Some carried signs painting Duque as a pig. Others danced in bright colored skirts and straw hats, giving the protest the feeling of a festive parade.
“We are standing up to protest and tell all humanity that we need to demand change,” said Aida Prado, 26, an actress waving a white flag.
Authorities said dozens were injured, including 37 police officers and 42 civilians, most of whom sought medical treatment after inhaling tear gas. At least 36 people had been detained, though it was unclear how many would face charges.
In one incident near Cali, police said protesters broke the window of an ambulance transporting a patient, injuring the driver. The mayor of the southwestern Colombian city announced a 7 p.m. curfew after several businesses were looted. Meanwhile in Bogotá, student protesters complained about a heavy-handed police response after they veered off the established demonstration route.
“We are out to defend education and the people, but the police are only here to violent attack us,” said Richard Bernal, an economics student wearing a gas mask.
Unlike other recent protests, there is no one crystallizing event that sparked the demonstration, but rather an array of complaints that vary widely depending on who is asked.
Comments from Cabinet ministers on potential financial reforms have raised concerns among union members about pension and work rule overhauls—though Duque’s administration insists such proposals do not exist.
Student groups accuse the government of not fully complying with an agreement to boost education funding after a swell of protests last year. Duque has increased the education budget to what he says is the highest level in Colombia’s history, while student activists contend science funding is still lacking.

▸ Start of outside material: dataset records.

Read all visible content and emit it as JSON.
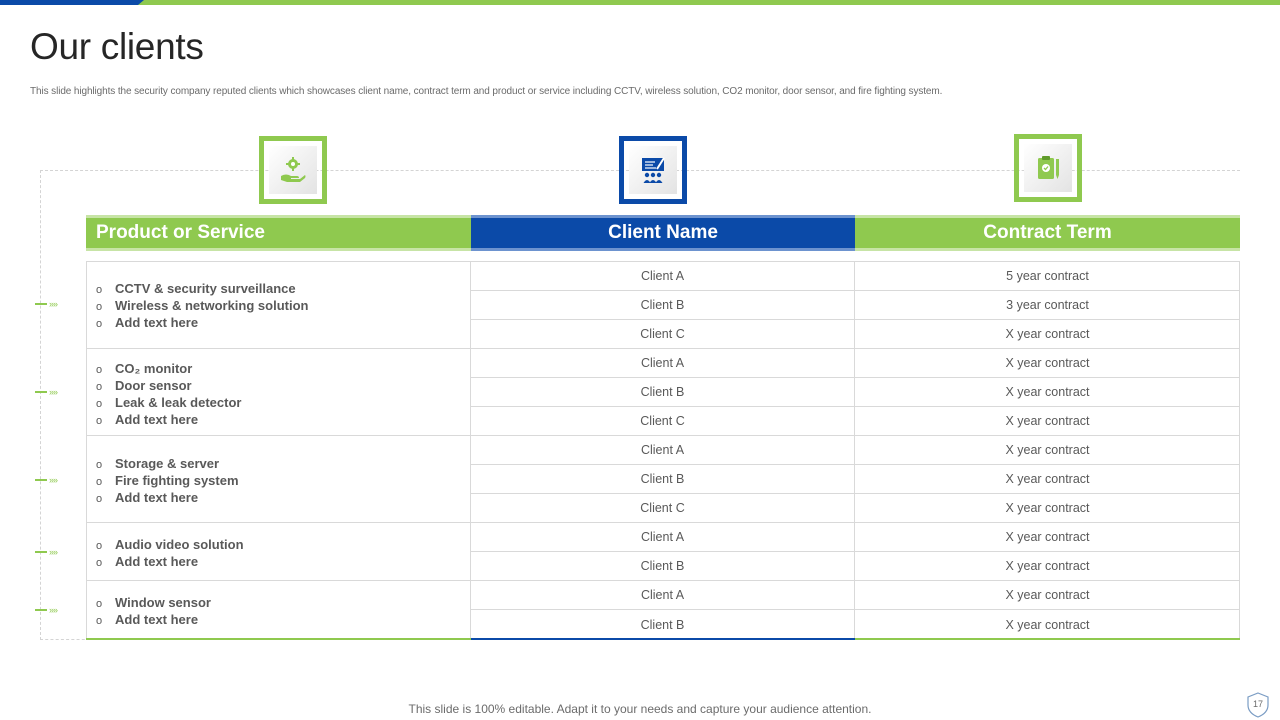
{
  "title": "Our clients",
  "subtitle": "This slide highlights the security company reputed clients which showcases client name, contract term and product or service including CCTV,  wireless solution, CO2 monitor,  door sensor, and fire fighting system.",
  "columns": {
    "product": "Product or Service",
    "client": "Client Name",
    "term": "Contract Term"
  },
  "icons": [
    "hand-gear-icon",
    "presentation-team-icon",
    "clipboard-pen-icon"
  ],
  "bullet": "o",
  "groups": [
    {
      "items": [
        "CCTV & security  surveillance",
        "Wireless & networking solution",
        "Add text here"
      ]
    },
    {
      "items": [
        "CO₂ monitor",
        "Door sensor",
        "Leak & leak detector",
        "Add text here"
      ]
    },
    {
      "items": [
        "Storage & server",
        "Fire fighting system",
        "Add text here"
      ]
    },
    {
      "items": [
        "Audio video solution",
        "Add text here"
      ]
    },
    {
      "items": [
        "Window sensor",
        "Add text here"
      ]
    }
  ],
  "rows": [
    {
      "client": "Client A",
      "term": "5 year contract"
    },
    {
      "client": "Client B",
      "term": "3 year contract"
    },
    {
      "client": "Client C",
      "term": "X year contract"
    },
    {
      "client": "Client A",
      "term": "X year contract"
    },
    {
      "client": "Client B",
      "term": "X year contract"
    },
    {
      "client": "Client C",
      "term": "X year contract"
    },
    {
      "client": "Client A",
      "term": "X year contract"
    },
    {
      "client": "Client B",
      "term": "X year contract"
    },
    {
      "client": "Client C",
      "term": "X year contract"
    },
    {
      "client": "Client A",
      "term": "X year contract"
    },
    {
      "client": "Client B",
      "term": "X year contract"
    },
    {
      "client": "Client A",
      "term": "X year contract"
    },
    {
      "client": "Client B",
      "term": "X year contract"
    }
  ],
  "connector_glyph": "››››",
  "footer": "This slide is 100% editable. Adapt it to your  needs and capture your audience attention.",
  "page_number": "17",
  "colors": {
    "green": "#8fc94f",
    "blue": "#0b4aa8"
  }
}
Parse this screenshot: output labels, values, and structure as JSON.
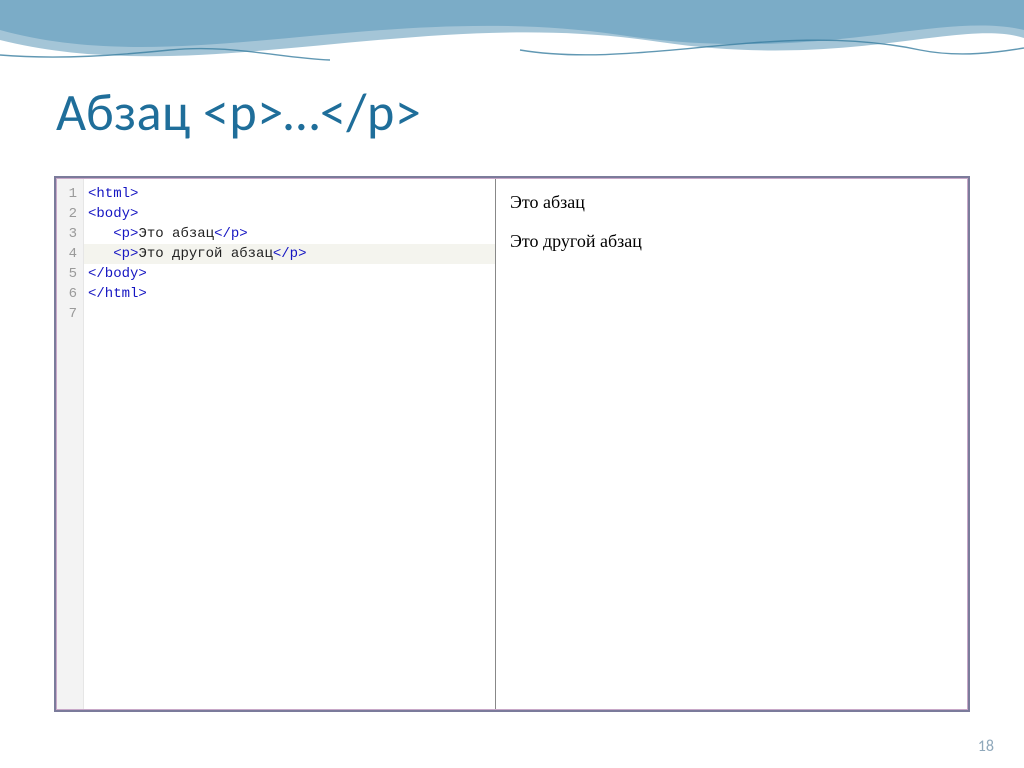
{
  "title": "Абзац  <p>…</p>",
  "page_number": "18",
  "code": {
    "line_numbers": [
      "1",
      "2",
      "3",
      "4",
      "5",
      "6",
      "7"
    ],
    "lines": [
      {
        "indent": "",
        "open_tag": "<html>",
        "text": "",
        "close_tag": "",
        "highlight": false
      },
      {
        "indent": "",
        "open_tag": "<body>",
        "text": "",
        "close_tag": "",
        "highlight": false
      },
      {
        "indent": "   ",
        "open_tag": "<p>",
        "text": "Это абзац",
        "close_tag": "</p>",
        "highlight": false
      },
      {
        "indent": "   ",
        "open_tag": "<p>",
        "text": "Это другой абзац",
        "close_tag": "</p>",
        "highlight": true
      },
      {
        "indent": "",
        "open_tag": "</body>",
        "text": "",
        "close_tag": "",
        "highlight": false
      },
      {
        "indent": "",
        "open_tag": "</html>",
        "text": "",
        "close_tag": "",
        "highlight": false
      },
      {
        "indent": "",
        "open_tag": "",
        "text": "",
        "close_tag": "",
        "highlight": false
      }
    ]
  },
  "preview": {
    "paragraphs": [
      "Это абзац",
      "Это другой абзац"
    ]
  }
}
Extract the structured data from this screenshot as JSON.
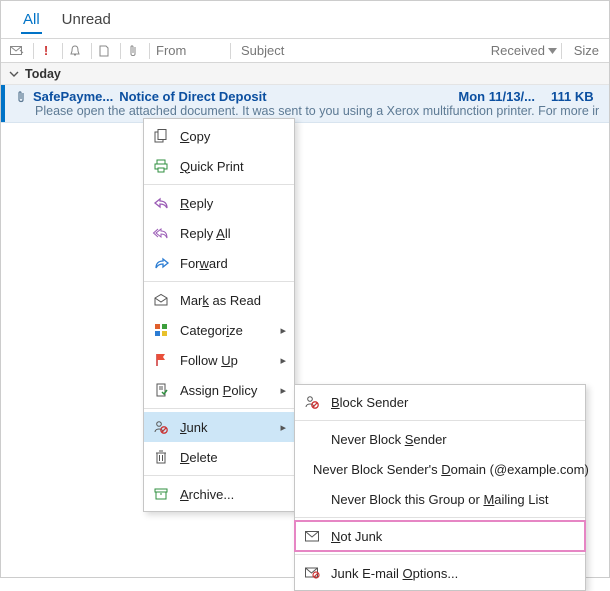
{
  "tabs": {
    "all": "All",
    "unread": "Unread"
  },
  "columns": {
    "from": "From",
    "subject": "Subject",
    "received": "Received",
    "size": "Size"
  },
  "group": {
    "today": "Today"
  },
  "message": {
    "from": "SafePayme...",
    "subject": "Notice of Direct Deposit",
    "date": "Mon 11/13/...",
    "size": "111 KB",
    "preview": "Please open the attached document. It was sent to you using a Xerox multifunction printer. For more inf"
  },
  "context_menu": {
    "copy": "Copy",
    "quick_print": "Quick Print",
    "reply": "Reply",
    "reply_all": "Reply All",
    "forward": "Forward",
    "mark_as_read": "Mark as Read",
    "categorize": "Categorize",
    "follow_up": "Follow Up",
    "assign_policy": "Assign Policy",
    "junk": "Junk",
    "delete": "Delete",
    "archive": "Archive..."
  },
  "junk_submenu": {
    "block_sender": "Block Sender",
    "never_block_sender": "Never Block Sender",
    "never_block_domain": "Never Block Sender's Domain (@example.com)",
    "never_block_group": "Never Block this Group or Mailing List",
    "not_junk": "Not Junk",
    "options": "Junk E-mail Options..."
  }
}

Student leader José Cárdenas said demonstrators would evaluate what actions they might take in the days ahead to keep momentum going.
“What happened in Chile sent a forceful message,” he said.
Analysts are nonetheless doubtful that Colombia’s protest will come close to resembling the mass demonstrations in Chile and elsewhere, noting several key variances, even if there are some similar underlying economic factors like steep inequality and a rising cost of living.
The protest comes right before the holidays and doesn’t have a clear direction, set of goals or leaders, though Ávila said it should still be considered a success because it compelled Duque to double down on insisting no labor or pension reform is in the works and for bringing so many people to the streets.
Others pointed out that voters widely rejected Colombia’s governing party in recent elections, suggesting that many people still see an avenue for change through opposition parties, which are seeing a resurgence.
“That speaks to a system where there are still alternatives,” Basset said. “It’s very different.”
Associated Press writer Manuel Rueda contributed to this report.